How do we distinguish between the story of Christ and the story of Santa Claus. Dr Williams’ answer was interesting. He said, “Belief in Santa does not generate a moral code, it does not generate art, it does not generate imagination”. So here we’re back among the social workers and the culture vultures: Christianity is seen as useful for something else, something other than itself.
But the Christian faith is not an agreeable colour scheme for sectional interests of any hue. And the only reason for believing the Christian faith is because it’s true. Most of its contemporary despisers know no theology or philosophy. Richard Dawkins is particularly vacuous: it’s as if I should try to tell him that the whole of biology is contained in the book Janet and John Look at Frogs.
Christianity is morally profound and intellectually vigorous. It was Christianity in the doctrine of The Trinity which corrected the metaphysical error which doomed classical civilisation. In the so-called Dark Ages, Christians invented the university and began to make possible modern science. Nothing has happened since that time to make our faith any the less believable. The problem is that our society seems to think we can give up Christianity, yet all the civilising and cultural benefits of the faith will remain: they will not. As Eliot said as long ago as 1934:
“Do you need to be told that even such modest attainments
As you can boast in the way of polite society
Will hardly survive the faith to which they owe their significance?”

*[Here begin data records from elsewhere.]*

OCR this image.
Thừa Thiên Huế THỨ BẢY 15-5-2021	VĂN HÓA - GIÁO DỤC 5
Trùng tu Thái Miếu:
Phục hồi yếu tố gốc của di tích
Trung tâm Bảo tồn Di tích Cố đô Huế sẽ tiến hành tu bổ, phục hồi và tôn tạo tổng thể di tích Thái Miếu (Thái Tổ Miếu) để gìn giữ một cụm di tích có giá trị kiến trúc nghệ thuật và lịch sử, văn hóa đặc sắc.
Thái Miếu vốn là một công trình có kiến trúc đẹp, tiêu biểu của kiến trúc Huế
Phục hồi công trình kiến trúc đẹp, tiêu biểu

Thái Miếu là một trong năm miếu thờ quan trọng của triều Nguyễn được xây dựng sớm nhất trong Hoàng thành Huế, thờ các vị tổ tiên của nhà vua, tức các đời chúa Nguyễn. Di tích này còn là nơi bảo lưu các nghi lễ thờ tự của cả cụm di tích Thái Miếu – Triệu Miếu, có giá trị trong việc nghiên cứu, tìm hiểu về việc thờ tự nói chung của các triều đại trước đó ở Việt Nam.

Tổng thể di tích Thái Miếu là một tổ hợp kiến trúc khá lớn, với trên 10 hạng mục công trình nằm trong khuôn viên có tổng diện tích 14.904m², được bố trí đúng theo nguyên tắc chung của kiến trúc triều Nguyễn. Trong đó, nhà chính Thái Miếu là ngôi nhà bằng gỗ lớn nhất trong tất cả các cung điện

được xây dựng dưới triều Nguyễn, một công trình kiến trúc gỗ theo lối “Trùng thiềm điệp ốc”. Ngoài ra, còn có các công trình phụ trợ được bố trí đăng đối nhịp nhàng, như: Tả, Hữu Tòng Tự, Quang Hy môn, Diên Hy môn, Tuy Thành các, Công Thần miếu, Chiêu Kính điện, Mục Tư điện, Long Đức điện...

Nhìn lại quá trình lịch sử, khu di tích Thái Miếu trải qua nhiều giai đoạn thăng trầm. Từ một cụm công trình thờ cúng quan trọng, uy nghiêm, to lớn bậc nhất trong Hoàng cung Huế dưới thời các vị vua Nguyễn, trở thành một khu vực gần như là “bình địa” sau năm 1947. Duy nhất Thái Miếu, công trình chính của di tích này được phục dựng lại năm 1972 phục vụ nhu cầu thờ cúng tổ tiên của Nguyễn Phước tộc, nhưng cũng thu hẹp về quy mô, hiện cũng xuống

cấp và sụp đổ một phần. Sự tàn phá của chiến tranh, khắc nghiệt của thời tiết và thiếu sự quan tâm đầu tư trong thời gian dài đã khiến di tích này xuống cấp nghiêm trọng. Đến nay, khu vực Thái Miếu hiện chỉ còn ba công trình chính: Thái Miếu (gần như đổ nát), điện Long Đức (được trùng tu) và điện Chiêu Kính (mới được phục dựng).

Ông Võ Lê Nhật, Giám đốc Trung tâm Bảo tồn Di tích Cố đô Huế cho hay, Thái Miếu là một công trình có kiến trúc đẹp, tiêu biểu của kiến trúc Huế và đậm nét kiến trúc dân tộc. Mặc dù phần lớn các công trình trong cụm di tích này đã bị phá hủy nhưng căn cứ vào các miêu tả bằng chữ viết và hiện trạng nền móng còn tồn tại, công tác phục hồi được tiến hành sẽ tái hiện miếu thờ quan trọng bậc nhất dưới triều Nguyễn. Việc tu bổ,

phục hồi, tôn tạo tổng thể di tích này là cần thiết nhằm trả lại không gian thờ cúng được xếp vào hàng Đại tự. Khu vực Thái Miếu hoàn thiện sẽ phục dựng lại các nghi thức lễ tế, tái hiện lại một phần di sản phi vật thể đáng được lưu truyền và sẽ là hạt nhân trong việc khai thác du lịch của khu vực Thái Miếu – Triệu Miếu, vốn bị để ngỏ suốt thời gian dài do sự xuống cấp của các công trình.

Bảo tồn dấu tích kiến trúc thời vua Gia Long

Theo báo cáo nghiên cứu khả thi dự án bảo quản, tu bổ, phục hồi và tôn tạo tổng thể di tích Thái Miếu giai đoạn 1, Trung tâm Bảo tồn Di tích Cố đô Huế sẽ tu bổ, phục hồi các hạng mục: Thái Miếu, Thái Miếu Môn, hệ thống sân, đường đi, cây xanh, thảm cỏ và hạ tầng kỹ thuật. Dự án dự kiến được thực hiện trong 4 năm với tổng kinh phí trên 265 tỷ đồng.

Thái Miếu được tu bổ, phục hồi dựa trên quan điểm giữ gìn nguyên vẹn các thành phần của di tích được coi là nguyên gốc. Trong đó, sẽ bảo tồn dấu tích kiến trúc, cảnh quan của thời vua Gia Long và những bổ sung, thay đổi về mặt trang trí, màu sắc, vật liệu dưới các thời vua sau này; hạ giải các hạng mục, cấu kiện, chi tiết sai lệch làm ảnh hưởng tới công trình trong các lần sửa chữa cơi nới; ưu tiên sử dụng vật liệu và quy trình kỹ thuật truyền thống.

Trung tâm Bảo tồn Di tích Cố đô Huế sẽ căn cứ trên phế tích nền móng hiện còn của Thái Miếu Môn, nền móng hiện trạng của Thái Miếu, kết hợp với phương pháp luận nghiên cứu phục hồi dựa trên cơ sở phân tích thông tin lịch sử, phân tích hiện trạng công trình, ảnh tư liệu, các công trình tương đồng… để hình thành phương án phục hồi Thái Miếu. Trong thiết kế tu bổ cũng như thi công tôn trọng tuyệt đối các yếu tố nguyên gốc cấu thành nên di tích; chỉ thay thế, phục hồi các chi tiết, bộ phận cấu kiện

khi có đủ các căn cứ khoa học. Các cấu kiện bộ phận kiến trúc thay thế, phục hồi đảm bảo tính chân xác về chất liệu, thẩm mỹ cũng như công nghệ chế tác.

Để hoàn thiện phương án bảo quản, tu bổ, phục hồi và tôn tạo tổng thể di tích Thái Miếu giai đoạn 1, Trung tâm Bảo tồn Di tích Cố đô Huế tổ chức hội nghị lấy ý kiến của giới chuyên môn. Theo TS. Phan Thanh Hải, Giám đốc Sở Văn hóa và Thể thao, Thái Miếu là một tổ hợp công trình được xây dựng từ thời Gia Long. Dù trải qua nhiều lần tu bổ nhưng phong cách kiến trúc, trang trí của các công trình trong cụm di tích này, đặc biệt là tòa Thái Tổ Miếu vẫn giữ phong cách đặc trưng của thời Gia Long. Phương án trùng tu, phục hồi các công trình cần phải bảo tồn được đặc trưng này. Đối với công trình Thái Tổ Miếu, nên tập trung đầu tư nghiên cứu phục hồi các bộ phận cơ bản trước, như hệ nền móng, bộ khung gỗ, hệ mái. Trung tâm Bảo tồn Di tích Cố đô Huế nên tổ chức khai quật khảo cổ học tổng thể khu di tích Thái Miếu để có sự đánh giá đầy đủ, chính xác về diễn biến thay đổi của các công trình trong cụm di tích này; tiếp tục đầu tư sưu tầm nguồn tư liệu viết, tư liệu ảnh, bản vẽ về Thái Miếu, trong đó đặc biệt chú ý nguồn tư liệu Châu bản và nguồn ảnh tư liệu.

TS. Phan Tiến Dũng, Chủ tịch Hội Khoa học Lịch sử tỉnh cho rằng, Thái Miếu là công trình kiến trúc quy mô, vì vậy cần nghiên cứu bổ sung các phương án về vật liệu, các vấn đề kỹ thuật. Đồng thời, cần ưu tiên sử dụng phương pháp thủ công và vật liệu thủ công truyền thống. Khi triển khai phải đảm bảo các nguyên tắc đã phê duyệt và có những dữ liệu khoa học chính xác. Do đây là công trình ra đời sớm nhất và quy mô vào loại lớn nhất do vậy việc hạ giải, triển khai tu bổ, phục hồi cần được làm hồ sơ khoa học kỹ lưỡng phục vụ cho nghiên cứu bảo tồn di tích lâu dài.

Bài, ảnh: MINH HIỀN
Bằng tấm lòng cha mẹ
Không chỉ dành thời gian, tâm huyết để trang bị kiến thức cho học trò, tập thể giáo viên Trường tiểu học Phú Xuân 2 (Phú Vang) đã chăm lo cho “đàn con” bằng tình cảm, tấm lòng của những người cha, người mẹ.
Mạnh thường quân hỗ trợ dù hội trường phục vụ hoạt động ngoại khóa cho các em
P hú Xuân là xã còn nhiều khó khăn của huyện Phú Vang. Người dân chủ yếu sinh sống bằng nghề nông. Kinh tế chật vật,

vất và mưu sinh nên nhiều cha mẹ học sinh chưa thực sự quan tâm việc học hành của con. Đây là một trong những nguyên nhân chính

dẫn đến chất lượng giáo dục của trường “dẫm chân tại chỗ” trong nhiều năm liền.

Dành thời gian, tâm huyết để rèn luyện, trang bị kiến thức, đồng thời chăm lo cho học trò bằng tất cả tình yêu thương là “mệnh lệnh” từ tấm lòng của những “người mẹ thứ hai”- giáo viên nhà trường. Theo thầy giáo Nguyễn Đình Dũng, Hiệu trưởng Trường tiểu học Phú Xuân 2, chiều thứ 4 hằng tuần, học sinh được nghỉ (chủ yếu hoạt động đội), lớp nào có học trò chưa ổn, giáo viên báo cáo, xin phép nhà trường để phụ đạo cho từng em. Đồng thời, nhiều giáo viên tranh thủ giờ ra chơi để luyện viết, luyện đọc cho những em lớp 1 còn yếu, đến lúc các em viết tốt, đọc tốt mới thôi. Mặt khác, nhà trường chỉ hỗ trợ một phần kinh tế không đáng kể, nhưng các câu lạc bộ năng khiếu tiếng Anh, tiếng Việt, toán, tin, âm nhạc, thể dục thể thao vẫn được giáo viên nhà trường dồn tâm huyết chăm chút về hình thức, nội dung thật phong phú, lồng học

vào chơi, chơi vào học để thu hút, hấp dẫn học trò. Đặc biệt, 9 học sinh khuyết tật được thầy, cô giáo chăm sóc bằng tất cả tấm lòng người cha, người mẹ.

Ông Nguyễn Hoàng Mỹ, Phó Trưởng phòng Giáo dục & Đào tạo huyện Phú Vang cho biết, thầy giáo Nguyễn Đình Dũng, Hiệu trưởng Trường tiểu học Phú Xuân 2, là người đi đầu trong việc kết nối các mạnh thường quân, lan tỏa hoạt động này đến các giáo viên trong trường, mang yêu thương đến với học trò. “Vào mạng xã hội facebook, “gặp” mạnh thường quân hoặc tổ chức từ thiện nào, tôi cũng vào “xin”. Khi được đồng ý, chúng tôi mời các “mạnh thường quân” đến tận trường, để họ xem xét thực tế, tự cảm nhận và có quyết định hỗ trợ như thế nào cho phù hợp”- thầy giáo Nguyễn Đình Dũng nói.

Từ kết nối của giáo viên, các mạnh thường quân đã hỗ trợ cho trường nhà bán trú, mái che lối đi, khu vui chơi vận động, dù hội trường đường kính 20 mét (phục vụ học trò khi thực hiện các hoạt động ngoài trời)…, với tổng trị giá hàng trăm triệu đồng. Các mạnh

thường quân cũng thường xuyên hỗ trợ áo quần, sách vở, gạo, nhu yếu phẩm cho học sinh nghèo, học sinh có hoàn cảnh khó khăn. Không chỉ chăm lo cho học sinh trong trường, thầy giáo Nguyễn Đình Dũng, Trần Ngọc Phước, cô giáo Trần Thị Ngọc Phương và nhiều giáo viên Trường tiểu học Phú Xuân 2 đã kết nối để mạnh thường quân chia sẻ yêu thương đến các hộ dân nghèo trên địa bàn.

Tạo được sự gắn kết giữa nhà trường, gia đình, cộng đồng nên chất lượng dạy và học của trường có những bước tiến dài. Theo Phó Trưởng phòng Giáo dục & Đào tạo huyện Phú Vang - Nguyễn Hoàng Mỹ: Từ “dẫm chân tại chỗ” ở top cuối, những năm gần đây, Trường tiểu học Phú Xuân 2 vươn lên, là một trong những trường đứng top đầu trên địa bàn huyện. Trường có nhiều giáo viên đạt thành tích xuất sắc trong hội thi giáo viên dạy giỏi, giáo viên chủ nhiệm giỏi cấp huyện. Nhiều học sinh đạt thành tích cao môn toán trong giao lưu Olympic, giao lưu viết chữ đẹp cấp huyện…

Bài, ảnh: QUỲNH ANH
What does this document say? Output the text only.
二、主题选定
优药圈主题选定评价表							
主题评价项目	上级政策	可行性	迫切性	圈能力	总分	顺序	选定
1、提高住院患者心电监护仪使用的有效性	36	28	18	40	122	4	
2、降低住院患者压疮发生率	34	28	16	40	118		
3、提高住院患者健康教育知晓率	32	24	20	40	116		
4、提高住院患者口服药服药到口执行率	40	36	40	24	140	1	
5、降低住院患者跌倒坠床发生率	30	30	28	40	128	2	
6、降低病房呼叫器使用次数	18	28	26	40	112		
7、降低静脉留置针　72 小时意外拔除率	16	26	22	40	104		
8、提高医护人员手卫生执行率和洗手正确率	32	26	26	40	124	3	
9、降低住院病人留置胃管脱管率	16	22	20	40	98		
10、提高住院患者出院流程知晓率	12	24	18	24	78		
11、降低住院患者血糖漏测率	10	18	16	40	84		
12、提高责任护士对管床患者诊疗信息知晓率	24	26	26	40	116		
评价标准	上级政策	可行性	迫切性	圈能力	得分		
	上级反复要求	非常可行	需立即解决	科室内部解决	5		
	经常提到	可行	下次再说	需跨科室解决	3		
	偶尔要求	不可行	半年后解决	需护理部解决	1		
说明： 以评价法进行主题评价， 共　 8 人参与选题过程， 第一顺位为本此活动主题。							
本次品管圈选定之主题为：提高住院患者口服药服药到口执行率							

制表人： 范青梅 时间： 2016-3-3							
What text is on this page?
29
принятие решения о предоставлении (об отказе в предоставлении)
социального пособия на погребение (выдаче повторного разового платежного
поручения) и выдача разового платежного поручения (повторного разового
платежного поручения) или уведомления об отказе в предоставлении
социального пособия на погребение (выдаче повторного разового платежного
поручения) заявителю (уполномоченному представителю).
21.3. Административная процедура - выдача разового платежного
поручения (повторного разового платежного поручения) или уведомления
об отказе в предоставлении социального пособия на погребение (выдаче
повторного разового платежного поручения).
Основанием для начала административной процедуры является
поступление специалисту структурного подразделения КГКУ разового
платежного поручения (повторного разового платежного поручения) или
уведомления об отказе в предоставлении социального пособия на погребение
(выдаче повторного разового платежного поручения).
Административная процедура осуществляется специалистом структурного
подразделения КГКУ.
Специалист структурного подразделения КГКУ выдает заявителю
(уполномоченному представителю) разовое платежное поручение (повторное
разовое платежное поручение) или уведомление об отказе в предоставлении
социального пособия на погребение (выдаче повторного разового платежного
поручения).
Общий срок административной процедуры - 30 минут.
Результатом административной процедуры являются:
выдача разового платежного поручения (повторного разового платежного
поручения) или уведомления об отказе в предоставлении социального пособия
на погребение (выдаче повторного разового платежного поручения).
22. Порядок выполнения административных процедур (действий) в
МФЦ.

Indeed, already our defection from the faith is revealing an encroaching barbarism in our streets and in our public and personal morality. And everywhere Christianity is under attack, whether it’s the new sexual orientation rules which undermine marriage; the abolition of Sunday; or the widespread opposition to Christian symbolism. The BBC broadcast the blasphemous Jerry Springer: The Opera which contains countless examples of the Lord’s name taken in vain; and has the character of Our Lord incontinent and in nappies. But I’ll bet the BBC won’t follow up this remarkable smash hit with Mohammed: The Teddy Bear Years. Did you know that it is now actually illegal to teach in state schools that the Christian Faith is true? One can only teach about the various religions. And of course the only perspective from which one can do this is secular. Tax-funded atheism.
We want to stop the rot? Then we must return to God. This is not some laborious or painful thing to do. I remember about five years ago a liveryman stood at that lectern to read Genesis 3 – the story of Adam’s disobedience. And by hell he gave it some welly! “And God said, Who TOLD thee that thou wast naked?” Behind that stentorian outburst, the red face and the quivering lip, there must have lurked in the poor man’s mind the terrible recollection of some brutish housemaster.
But our God is not like this. God wills only what is good for us. In fact “God so loved the world that he gave his only begotten Son that whosoever believeth in him should not perish, but have everlasting life”. Let us go then, you and I, let us return to him whose love can assuage all our fears. Let us return to the one who promised, “Come unto me all that travail and are heavy laden, and I will refresh you…Take my yoke upon you and learn of me; for my yoke is easy and my burden is light, and ye shall find rest unto your souls.”